“Paris ne peut plus se permettre le gaspi” : Sarah Knafo entre en campagne avec un plan chiffré
Elle ose dire ce que beaucoup pensent tout bas : Paris “coule sous la gabegie”. Sarah Knafo, députée européenne du parti Reconquête!, a officiellement lancé sa candidature à la mairie de la capitale pour les municipales de mars 2026. Depuis le plateau du 20 Heures de TF1, elle a dévoilé une feuille de route radicale, fondée sur une idée simple : moins de dépenses publiques, moins d’impôts. Un credo qui tranche avec la gestion en place — et qui pourrait bouleverser le paysage politique parisien.
Un programme bâti sur la rigueur budgétaire
Contrairement aux candidats habitués aux promesses coûteuses, Sarah Knafo mise sur la sobriété. Elle propose un plan d’économies de 10 milliards d’euros sur le budget de la ville, à réaliser en cinq ans. Comment ? En supprimant les subventions “non justifiées”, en rationalisant les effectifs administratifs et en mettant fin aux “dépenses de prestige” jugées inutiles en temps de crise du pouvoir d’achat.
L’objectif final : diviser par deux la taxe foncière pour tous les foyers parisiens. Une mesure forte, rarement avancée dans une ville où les impôts locaux figurent parmi les plus élevés de France. “On ne peut pas demander aux Parisiens de payer toujours plus pour un service public en déclin”, a-t-elle martelé.
Contre la “caste municipale”, pour les citoyens
Pour Sarah Knafo, le vrai problème de Paris n’est pas technique — il est politique. Elle dénonce un “entre-soi” institutionnel, où décisions et nominations se font en circuit fermé. Pour y remédier, elle promet d’instaurer des mécanismes de démocratie participative renforcée : référendums locaux obligatoires pour les grands projets, transparence totale des budgets de quartier, et suppression des indemnités de fonction jugées “excessives”.
Elle pointe aussi des maux concrets : les embouteillages qui paralysent la ville, la propreté en berne, ou encore la dégradation de l’ordre public dans certains secteurs. “Redresser Paris, c’est d’abord lui redonner sa dignité”, affirme-t-elle.
Une campagne locale… avec des ambitions nationales
Bien qu’elle rejette pour l’instant toute idée de candidature présidentielle, Sarah Knafo ne cache pas que Paris est un “laboratoire” pour la France entière. “Si la capitale redevient exemplaire, le pays entier en profitera”, explique-t-elle. Une vision qui correspond à la stratégie de Reconquête! : imposer des alternatives locales pour peser au niveau national.

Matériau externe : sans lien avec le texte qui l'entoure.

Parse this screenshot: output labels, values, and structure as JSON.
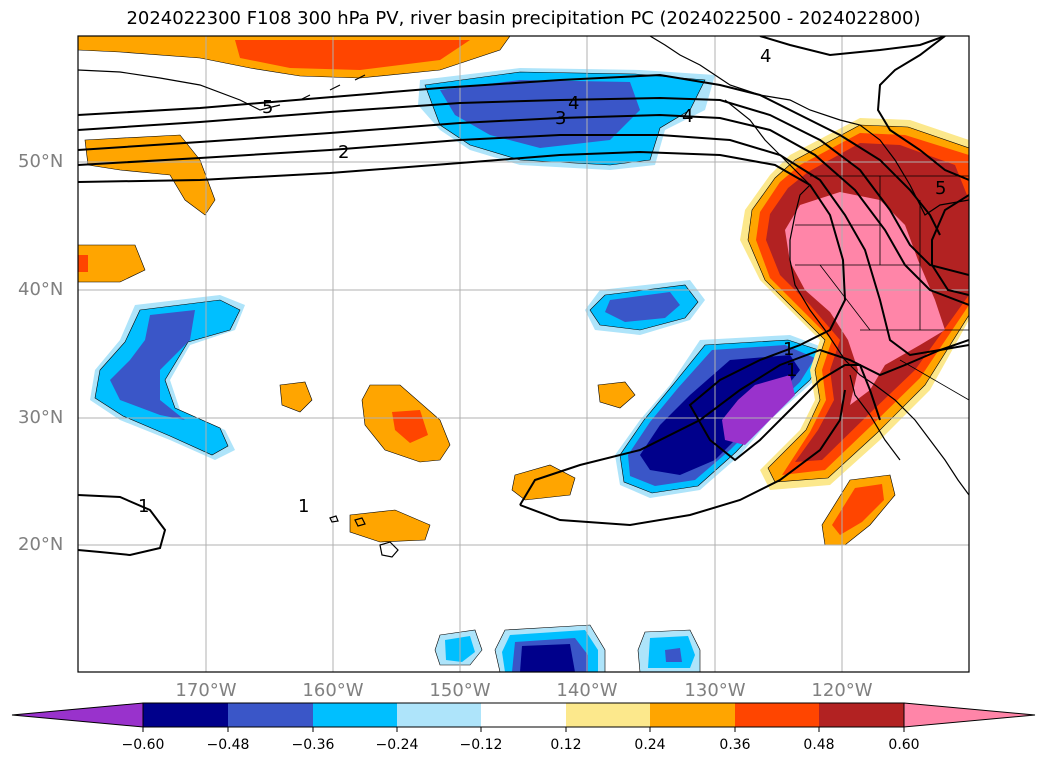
{
  "title": "2024022300 F108 300 hPa PV, river basin precipitation PC (2024022500 - 2024022800)",
  "lat_labels": [
    "50°N",
    "40°N",
    "30°N",
    "20°N"
  ],
  "lon_labels": [
    "170°W",
    "160°W",
    "150°W",
    "140°W",
    "130°W",
    "120°W"
  ],
  "pv_contour_labels": [
    "5",
    "4",
    "4",
    "3",
    "2",
    "1",
    "1",
    "1",
    "1",
    "4",
    "5"
  ],
  "colorbar": {
    "ticks": [
      "−0.60",
      "−0.48",
      "−0.36",
      "−0.24",
      "−0.12",
      "0.12",
      "0.24",
      "0.36",
      "0.48",
      "0.60"
    ],
    "colors": [
      "#9932cc",
      "#00008b",
      "#3a56c8",
      "#00bfff",
      "#aee4fa",
      "#ffffff",
      "#fce88c",
      "#ffa500",
      "#ff4500",
      "#b22222",
      "#ff85a8"
    ]
  },
  "colors": {
    "land_outline": "#000000",
    "grid": "#b0b0b0",
    "axis_label": "#808080"
  }
}
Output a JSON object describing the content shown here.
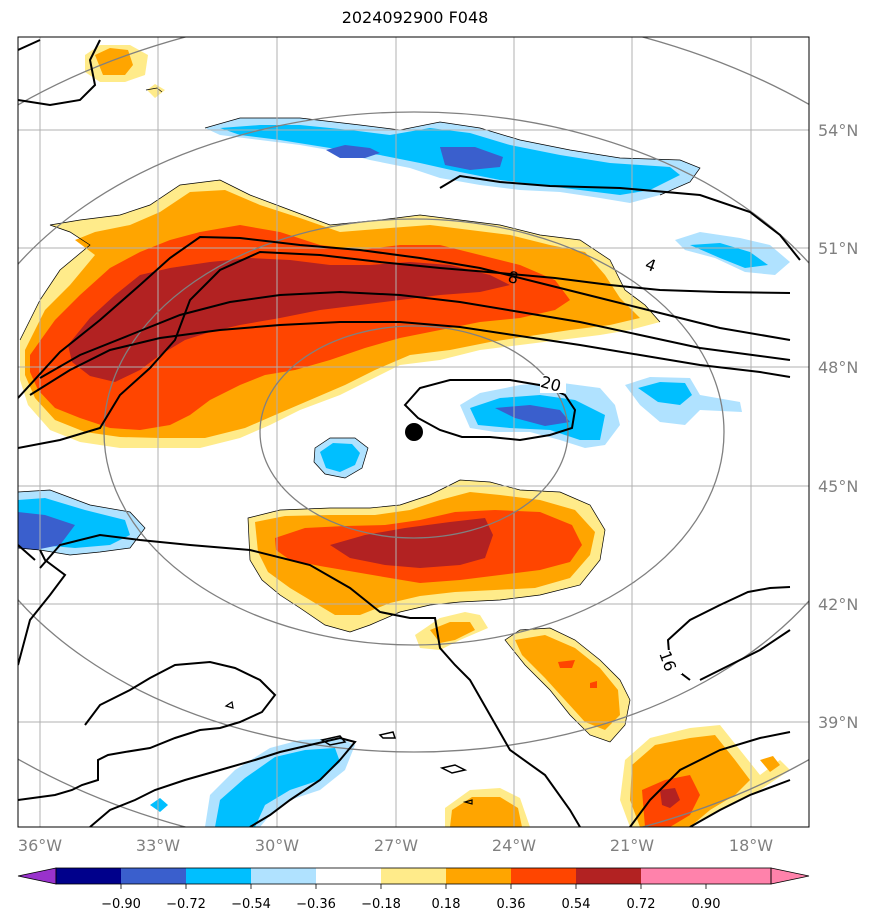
{
  "title": "2024092900 F048",
  "lon_labels": [
    "36°W",
    "33°W",
    "30°W",
    "27°W",
    "24°W",
    "21°W",
    "18°W"
  ],
  "lat_labels": [
    "54°N",
    "51°N",
    "48°N",
    "45°N",
    "42°N",
    "39°N"
  ],
  "contour_labels": [
    "4",
    "8",
    "20",
    "16"
  ],
  "colorbar": {
    "colors": [
      "#9932cc",
      "#00008b",
      "#3a5fcd",
      "#00bfff",
      "#b0e2ff",
      "#ffffff",
      "#ffeb8a",
      "#ffa500",
      "#ff4500",
      "#b22222",
      "#ff82ab"
    ],
    "tick_labels": [
      "−0.90",
      "−0.72",
      "−0.54",
      "−0.36",
      "−0.18",
      "0.18",
      "0.36",
      "0.54",
      "0.72",
      "0.90"
    ]
  },
  "storm_center": {
    "lon": "26.5°W",
    "lat": "46.3°N"
  }
}
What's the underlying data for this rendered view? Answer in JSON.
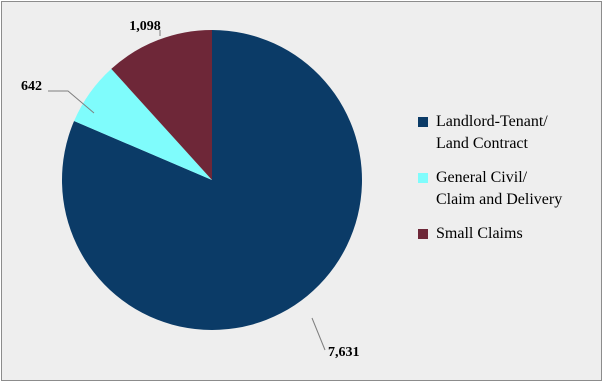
{
  "chart_data": {
    "type": "pie",
    "title": "",
    "slices": [
      {
        "label_lines": [
          "Landlord-Tenant/",
          "Land Contract"
        ],
        "value": 7631,
        "value_label": "7,631",
        "color": "#0b3b67"
      },
      {
        "label_lines": [
          "General Civil/",
          "Claim and Delivery"
        ],
        "value": 642,
        "value_label": "642",
        "color": "#7ffcfc"
      },
      {
        "label_lines": [
          "Small Claims"
        ],
        "value": 1098,
        "value_label": "1,098",
        "color": "#6e2738"
      }
    ],
    "start_angle_deg": 0,
    "direction": "clockwise",
    "legend_position": "right",
    "data_labels": "outside with leader lines"
  }
}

Face à elle, le champ électoral s’annonce particulièrement fragmenté : Emmanuel Grégoire (PS) pour l’union de la gauche, Rachida Dati (LR), Sophia Chikirou (LFI), le candidat d’Horizons proche d’Édouard Philippe, Pierre-Yves Bournazel (Renaissance), et Thierry Mariani (RN-UDR). Un duel à plusieurs voix, où chaque voix compte.
Un thème “evergreen” au cœur de l’inflation
En ciblant la gestion municipale et la pression fiscale, Sarah Knafo s’attaque à des sujets qui traversent les cycles électoraux. La question des impôts locaux, en particulier, revient chaque année avec la réception des avis d’imposition. Et en 2026, dans un contexte de stagnation économique, sa promesse pourrait faire mouche bien au-delà de son électorat traditionnel.
Reste à voir si les Parisiens croiront à cette rupture. Car gouverner une ville comme Paris, ce n’est pas seulement critiquer. C’est aussi transformer la colère en solutions concrètes.